Could Muggsy Bogues dunk?+
Muggsy Bogues, the shortest player in NBA history at 5 feet 3 inches, said he could dunk a basketball with his reported 44-inch vertical. However, he never dunked in an NBA game, and no confirmed game footage exists, so he is not credited as the shortest person to dunk in competition.
How did Brandon Todd learn to dunk at 5 feet 5 inches?+
Todd trained for several years, studied Russian powerlifting methods, and added roughly 80 pounds of muscle while building a vertical leap past 45 inches through plyometrics and strength work. His story became a viral short film and a message about not underestimating short athletes.
Has a 5-foot person ever officially dunked a basketball?+
There is no officially documented dunk by anyone as short as 5 feet flat on a regulation rim.

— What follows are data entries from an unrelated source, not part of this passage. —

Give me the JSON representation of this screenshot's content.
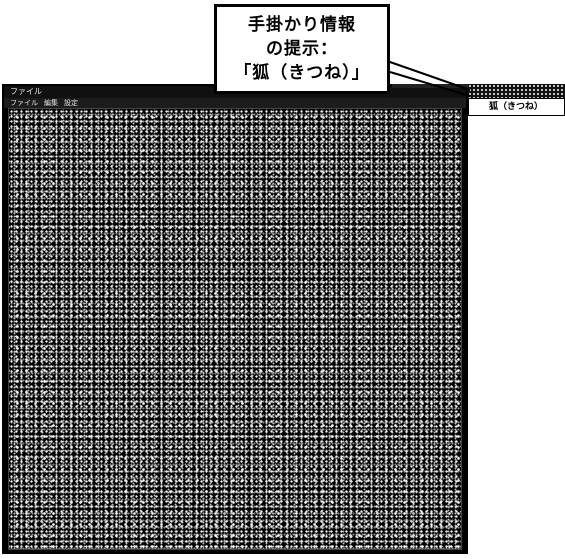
{
  "callout": {
    "line1": "手掛かり情報",
    "line2": "の提示：",
    "line3": "「狐（きつね）」"
  },
  "window": {
    "title": "ファイル",
    "menu": [
      "ファイル",
      "編集",
      "設定"
    ]
  },
  "hint_panel": {
    "text": "狐（きつね）"
  }
}
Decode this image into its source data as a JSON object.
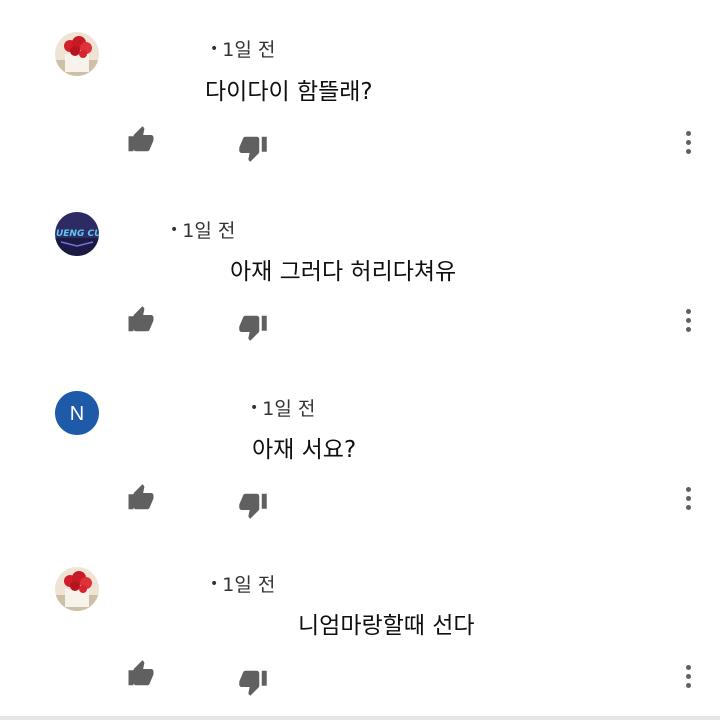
{
  "comments": [
    {
      "time": "1일 전",
      "text": "다이다이 함뜰래?",
      "avatar": "rose-bouquet-avatar"
    },
    {
      "time": "1일 전",
      "text": "아재 그러다 허리다쳐유",
      "avatar": "jueng-cu-logo-avatar",
      "avatar_text": "JUENG CU"
    },
    {
      "time": "1일 전",
      "text": "아재 서요?",
      "avatar": "letter-avatar",
      "avatar_letter": "N"
    },
    {
      "time": "1일 전",
      "text": "니엄마랑할때 선다",
      "avatar": "rose-bouquet-avatar"
    }
  ],
  "icons": {
    "like": "thumb-up-icon",
    "dislike": "thumb-down-icon",
    "more": "more-vertical-icon"
  },
  "colors": {
    "icon": "#606060",
    "letter_avatar_bg": "#1e5aa8",
    "logo_avatar_bg": "#2c2b63",
    "rose": "#d01f2b"
  }
}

Claims circulate online, but none have been independently verified in a recognized competition. The lowest reliably documented heights remain in the 5-foot-5 to 5-foot-7 range.
What NBA players around 5 feet 9 inches dunk regularly?+
Nate Robinson and Isaiah Thomas, both listed around 5 feet 9 inches, dunked routinely in games and events. Robinson built his three-time Slam Dunk Contest legacy on exactly that explosive, high-flying athleticism.